Standard EtherChannel expects one logical peer. If member links are split across separate devices without supported multi-chassis aggregation, the result is failure—or unstable behavior, which is almost worse. For ENCOR, know the difference between unsupported dual-switch cabling and supported designs such as cross-stack EtherChannel on a switch stack, StackWise Virtual MEC, VSS MEC, or Nexus vPC depending on platform. Recognition is the point, not platform deep-dives.

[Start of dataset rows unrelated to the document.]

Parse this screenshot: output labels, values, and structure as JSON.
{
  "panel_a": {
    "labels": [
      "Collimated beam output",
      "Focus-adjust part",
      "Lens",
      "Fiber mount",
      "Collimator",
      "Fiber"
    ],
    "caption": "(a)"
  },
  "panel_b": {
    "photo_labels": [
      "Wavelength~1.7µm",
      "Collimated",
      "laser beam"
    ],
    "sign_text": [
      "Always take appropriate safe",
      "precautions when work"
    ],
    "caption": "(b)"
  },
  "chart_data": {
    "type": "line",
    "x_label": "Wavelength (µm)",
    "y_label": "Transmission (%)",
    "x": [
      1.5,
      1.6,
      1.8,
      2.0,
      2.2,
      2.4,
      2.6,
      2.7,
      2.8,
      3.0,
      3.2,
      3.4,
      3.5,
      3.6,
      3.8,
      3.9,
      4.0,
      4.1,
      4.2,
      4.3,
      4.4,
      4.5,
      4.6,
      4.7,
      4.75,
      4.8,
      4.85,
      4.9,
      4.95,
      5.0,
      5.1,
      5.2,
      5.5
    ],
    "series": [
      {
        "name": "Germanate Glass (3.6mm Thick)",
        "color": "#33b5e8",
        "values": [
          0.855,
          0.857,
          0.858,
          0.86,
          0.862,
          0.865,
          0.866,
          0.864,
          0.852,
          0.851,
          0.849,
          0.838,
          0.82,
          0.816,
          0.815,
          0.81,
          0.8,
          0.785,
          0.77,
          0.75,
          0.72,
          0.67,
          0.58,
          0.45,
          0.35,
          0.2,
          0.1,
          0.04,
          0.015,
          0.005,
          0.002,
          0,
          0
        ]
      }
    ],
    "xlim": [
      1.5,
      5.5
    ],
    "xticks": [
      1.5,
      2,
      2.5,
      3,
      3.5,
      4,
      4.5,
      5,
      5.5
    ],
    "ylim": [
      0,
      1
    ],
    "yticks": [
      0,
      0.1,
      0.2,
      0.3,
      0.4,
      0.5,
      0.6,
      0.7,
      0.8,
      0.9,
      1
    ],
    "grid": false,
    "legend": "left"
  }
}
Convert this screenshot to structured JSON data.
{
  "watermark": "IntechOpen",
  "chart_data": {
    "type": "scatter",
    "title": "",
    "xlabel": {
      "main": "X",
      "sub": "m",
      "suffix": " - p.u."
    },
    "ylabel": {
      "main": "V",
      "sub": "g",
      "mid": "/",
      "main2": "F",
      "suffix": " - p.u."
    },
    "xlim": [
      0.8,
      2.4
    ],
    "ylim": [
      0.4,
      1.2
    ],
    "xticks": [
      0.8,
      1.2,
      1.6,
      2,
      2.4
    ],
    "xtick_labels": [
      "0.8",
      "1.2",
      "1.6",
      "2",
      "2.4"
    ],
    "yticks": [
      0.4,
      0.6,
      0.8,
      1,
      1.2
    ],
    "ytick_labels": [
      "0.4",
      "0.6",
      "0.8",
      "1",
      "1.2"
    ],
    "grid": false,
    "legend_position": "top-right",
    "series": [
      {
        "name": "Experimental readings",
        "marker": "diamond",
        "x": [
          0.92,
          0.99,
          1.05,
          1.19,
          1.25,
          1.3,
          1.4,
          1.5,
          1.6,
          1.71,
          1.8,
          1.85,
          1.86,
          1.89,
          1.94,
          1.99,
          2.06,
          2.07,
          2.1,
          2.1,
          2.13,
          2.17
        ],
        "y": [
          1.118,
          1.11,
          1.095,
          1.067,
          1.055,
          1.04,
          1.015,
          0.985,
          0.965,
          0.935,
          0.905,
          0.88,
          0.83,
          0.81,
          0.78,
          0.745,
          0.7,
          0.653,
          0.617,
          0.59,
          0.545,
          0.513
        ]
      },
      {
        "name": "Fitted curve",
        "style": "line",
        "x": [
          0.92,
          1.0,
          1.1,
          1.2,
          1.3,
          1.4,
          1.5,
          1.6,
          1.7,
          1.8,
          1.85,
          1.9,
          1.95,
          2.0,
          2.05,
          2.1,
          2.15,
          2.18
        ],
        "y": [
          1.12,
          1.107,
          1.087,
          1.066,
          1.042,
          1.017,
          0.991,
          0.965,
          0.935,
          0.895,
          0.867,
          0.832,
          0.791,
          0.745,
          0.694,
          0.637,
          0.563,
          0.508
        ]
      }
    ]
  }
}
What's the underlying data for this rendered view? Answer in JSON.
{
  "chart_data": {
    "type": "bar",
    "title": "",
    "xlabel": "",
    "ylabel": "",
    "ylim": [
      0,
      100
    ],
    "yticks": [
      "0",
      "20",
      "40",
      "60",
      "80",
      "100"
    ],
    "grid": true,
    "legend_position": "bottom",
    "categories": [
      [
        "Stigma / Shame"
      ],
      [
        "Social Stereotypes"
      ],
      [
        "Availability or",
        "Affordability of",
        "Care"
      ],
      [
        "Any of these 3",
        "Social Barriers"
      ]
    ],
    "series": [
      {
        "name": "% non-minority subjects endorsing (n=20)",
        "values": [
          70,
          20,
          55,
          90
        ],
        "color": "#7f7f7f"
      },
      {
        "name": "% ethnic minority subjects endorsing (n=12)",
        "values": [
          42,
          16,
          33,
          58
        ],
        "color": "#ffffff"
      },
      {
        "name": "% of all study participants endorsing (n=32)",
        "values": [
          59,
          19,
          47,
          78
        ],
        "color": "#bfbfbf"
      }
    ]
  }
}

14. Key Commands and Syslog Clues

Minimum command set:

  • show etherchannel summary
  • show etherchannel detail
  • show run interface port-channel X
  • show run interface GiX/X
  • show interfaces trunk
  • show spanning-tree interface port-channel X detail

Deep-dive command set:

  • show lacp neighbor, show lacp internal, show pagp neighbor
  • show interfaces counters errors
  • show logging
  • show cdp neighbors detail or show lldp neighbors detail
  • show udld interface

Typical log clues include native VLAN mismatch warnings, EtherChannel suspension due to incompatible parameters, UDLD-driven shutdowns, and repeated link flaps. Logs often tell you why a port left the bundle faster than the summary output alone. Handy little truth-tellers.

15. ENCOR Exam Checklist

Memorize these high-yield points:

  • on/on, active/active, active/passive, desirable/desirable, and desirable/auto work.
  • passive/passive and auto/auto fail.
  • LACP is standards-based; PAgP is Cisco proprietary.
  • For ENCOR, treat static/dynamic mixing as a mismatch.
  • STP operates on the logical port-channel.
  • A port-channel can be up while one or more members are not bundled.
  • Both members and the logical interface must be Layer 3 for a routed EtherChannel.
  • Uneven traffic is often normal hashing, not a fault.
  • port-channel min-links explains why some degraded bundles stay up and others drop.
  • LACP is usually safer than mode on because it validates the peer.

16. Conclusion

Good EtherChannel troubleshooting is mostly discipline with a little stubbornness. Verify the protocol, read the flags, compare both ends, check the logical port-channel for STP and routing, and only then go hunting for physical faults. If you remember one habit for ENCOR and for production, make it this: separate bundle formation from forwarding behavior. That’s how you turn “the links are green” into an actual diagnosis.